Wednesday, February 23, 2005

Another twist in Rambus/Hynix case?

from techworld

The district court (D Northern Ca]in the infringement case scheduled for trial April 11, 2005 has ordered Hynix to produce a document allegedly revealing details of a secret DRAM manufacturers' cartel that Rambus claims was called "the JRA Group".

The court also ordered that Rambus be provided details of a joint defense agreement apparently entered into in August 2000 by several semi-conductor manufacturers, including three DRAM makers: Hynix; Micron; and Infineon.

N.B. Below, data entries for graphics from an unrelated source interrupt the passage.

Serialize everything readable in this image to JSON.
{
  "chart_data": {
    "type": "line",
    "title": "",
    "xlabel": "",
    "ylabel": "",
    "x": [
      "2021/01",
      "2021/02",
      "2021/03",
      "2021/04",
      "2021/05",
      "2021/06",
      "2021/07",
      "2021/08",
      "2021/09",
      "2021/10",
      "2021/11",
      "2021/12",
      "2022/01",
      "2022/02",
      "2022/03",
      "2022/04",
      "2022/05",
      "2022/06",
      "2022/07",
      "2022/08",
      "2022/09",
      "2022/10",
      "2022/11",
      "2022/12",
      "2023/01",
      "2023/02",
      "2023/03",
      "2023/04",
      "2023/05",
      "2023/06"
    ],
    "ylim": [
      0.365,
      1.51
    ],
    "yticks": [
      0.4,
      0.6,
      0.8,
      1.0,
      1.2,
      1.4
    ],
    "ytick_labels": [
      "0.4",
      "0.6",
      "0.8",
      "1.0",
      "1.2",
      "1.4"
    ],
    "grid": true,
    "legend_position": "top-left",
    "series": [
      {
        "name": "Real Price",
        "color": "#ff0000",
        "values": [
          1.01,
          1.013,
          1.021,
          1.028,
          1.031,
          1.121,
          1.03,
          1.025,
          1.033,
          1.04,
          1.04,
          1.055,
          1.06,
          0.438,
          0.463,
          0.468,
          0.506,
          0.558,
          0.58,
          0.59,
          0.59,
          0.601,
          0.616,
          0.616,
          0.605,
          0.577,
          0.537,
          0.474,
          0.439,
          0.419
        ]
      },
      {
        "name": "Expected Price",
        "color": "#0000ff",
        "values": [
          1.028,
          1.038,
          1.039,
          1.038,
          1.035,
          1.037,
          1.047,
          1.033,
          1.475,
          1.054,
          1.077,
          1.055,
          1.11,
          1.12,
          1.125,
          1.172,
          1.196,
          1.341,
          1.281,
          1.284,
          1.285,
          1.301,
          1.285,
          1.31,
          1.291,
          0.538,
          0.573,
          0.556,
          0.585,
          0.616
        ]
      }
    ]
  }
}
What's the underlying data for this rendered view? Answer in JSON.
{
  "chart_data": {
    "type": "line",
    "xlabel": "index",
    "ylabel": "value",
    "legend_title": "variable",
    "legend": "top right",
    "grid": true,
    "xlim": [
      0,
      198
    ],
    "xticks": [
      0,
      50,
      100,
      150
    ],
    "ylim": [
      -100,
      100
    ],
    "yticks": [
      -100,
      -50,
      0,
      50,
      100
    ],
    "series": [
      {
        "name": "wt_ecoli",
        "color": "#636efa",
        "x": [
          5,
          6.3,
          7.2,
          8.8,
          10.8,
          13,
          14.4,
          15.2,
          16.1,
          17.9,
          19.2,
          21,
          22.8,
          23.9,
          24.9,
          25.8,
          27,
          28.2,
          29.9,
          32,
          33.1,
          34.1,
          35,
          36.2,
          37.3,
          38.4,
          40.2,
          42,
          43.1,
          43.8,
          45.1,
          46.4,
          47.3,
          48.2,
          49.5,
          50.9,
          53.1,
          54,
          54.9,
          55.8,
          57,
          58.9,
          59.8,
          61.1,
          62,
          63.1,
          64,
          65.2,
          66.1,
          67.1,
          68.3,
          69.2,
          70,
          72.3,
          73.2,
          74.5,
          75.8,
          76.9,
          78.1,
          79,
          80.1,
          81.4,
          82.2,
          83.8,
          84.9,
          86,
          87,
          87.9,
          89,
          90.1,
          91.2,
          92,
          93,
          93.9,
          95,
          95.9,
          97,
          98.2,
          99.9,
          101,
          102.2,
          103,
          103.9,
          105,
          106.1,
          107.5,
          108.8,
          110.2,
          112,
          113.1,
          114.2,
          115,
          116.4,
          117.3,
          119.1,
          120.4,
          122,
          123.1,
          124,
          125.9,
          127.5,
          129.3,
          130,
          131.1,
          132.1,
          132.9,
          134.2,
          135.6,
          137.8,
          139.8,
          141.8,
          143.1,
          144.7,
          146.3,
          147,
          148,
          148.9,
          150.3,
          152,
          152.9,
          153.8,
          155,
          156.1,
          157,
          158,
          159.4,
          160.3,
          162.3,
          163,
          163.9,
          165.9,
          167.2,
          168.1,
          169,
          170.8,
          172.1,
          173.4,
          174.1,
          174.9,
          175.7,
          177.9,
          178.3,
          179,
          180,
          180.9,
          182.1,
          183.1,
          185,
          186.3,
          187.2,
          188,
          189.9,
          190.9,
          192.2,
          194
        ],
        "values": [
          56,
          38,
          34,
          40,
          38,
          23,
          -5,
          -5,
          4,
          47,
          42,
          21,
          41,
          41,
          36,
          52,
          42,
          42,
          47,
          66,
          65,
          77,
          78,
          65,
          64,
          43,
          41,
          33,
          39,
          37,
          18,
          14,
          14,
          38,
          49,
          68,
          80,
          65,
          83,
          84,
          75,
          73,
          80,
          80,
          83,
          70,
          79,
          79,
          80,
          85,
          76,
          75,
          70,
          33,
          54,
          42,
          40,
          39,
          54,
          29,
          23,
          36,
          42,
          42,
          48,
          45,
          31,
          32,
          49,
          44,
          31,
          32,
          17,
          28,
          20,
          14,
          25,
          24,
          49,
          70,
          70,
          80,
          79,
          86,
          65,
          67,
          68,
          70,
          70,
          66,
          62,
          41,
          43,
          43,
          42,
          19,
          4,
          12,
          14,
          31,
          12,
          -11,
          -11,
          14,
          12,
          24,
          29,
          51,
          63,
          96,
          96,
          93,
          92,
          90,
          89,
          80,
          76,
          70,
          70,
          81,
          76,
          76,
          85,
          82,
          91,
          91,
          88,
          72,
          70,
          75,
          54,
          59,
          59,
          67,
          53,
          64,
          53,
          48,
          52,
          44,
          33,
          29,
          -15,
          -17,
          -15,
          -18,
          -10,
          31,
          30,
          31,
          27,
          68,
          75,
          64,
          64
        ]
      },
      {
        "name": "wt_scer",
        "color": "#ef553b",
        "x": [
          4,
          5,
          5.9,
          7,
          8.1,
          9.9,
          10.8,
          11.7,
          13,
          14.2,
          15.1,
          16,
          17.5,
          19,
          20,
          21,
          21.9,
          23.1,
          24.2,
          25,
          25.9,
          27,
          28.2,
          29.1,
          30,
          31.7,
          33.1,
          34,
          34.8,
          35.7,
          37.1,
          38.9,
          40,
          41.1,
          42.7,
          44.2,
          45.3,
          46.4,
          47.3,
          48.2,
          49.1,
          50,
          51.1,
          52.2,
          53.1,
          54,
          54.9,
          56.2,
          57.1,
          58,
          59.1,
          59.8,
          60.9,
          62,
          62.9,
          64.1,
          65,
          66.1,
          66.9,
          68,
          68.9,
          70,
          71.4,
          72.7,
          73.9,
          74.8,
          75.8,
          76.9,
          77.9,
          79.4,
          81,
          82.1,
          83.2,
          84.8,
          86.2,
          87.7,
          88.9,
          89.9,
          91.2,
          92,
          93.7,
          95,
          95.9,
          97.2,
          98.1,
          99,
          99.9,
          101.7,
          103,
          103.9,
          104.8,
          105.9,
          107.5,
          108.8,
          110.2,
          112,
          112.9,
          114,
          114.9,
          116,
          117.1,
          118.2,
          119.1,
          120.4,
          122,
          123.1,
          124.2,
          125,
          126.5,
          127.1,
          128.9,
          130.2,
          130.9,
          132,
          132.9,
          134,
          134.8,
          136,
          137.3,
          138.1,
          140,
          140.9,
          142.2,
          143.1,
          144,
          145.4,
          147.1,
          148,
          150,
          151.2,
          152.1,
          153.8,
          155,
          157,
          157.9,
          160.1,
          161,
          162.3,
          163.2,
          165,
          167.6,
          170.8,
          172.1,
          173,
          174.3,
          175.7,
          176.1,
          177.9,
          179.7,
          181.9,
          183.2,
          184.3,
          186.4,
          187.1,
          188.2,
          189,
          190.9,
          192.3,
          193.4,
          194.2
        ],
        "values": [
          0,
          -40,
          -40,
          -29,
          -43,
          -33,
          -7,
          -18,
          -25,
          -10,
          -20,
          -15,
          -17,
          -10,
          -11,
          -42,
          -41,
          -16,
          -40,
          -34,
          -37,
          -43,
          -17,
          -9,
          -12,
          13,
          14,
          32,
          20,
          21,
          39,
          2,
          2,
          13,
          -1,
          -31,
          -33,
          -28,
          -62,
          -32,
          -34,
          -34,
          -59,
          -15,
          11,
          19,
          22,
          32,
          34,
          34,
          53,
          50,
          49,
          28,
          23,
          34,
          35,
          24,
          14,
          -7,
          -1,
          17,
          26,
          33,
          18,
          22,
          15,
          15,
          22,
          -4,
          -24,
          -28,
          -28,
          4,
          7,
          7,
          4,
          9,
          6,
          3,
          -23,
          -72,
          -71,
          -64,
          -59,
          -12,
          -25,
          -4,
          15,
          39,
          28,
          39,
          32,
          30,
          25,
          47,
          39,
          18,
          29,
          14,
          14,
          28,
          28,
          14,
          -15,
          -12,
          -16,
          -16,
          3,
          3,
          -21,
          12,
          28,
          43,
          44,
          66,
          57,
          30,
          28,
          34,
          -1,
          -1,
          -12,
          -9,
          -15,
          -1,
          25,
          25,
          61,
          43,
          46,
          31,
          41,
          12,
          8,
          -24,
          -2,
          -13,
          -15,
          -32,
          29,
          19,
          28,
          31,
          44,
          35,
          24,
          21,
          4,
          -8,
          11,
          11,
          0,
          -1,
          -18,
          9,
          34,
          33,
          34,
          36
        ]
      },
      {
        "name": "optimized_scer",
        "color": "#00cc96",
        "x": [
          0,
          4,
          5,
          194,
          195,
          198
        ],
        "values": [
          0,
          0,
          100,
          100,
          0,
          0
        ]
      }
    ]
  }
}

Hynix has asserted that these documents are privileged and need not be produced under a joint-defense agreement. The documents apparently include communications between Hynix and its competitors regarding Rambus and its patents.

John Danforth, a senior VP and general counsel at Rambus, said: "While we cannot know the contents of the documents withheld on the basis of a claim of 'joint defense', they seem to show a high degree of co-operation among defendants relating to Rambus and its patents. The dates of these documents may also be significant. They predate the design of new DRAM products using Rambus technology and fall in a time period when, according to the recent guilty pleas of one DRAM company and four of its executives, there existed a criminal conspiracy among certain DRAM companies to eliminate
competition."

***from Bloomberg -->
On the flip side, a lawyer for Infineon Technologies AG , concerning a different proceeding in Virgina, asserted Rambus Inc. destroyed documents knowing that competitors would need them to defend against the company's patent infringement lawsuits. Rambus, which doesn't make the chips it designs, claims its patents cover aspects of all chips made in the $26 billion memory- chip market. The company is seeking royalties from Infineon and other companies who refused to sign agreements to license its patents for dynamic random access memory, or DRAM. DRAM, the most common type of computer memory, loses its content when the power is turned off. DRAM chips are used in computers, digital cameras, mobile phones and other products.
Rambus sued Infineon for patent infringement in August 2000. Infineon counter-sued claiming Rambus should lose its patent rights because of its fraudulent participation in the Joint Electronic Device Engineering Council [JEDEC], a memory-chip standards committee.


***
Of the patent/antitrust boundary, in September 2004, Infineon pleaded guilty to fixing memory prices and agreed to pay a $160 million fine, the US Department of Justice (DoJ) has announced. The fine is the third largest in the history of the DoJ's anti-trust division.

The DoJ charged Infineon with violating the Sherman Anti-trust Act by conspiring with unnamed DRAM manufacturers between July 1999 and June 2002 to fix prices on DRAM sold to computer and server vendors.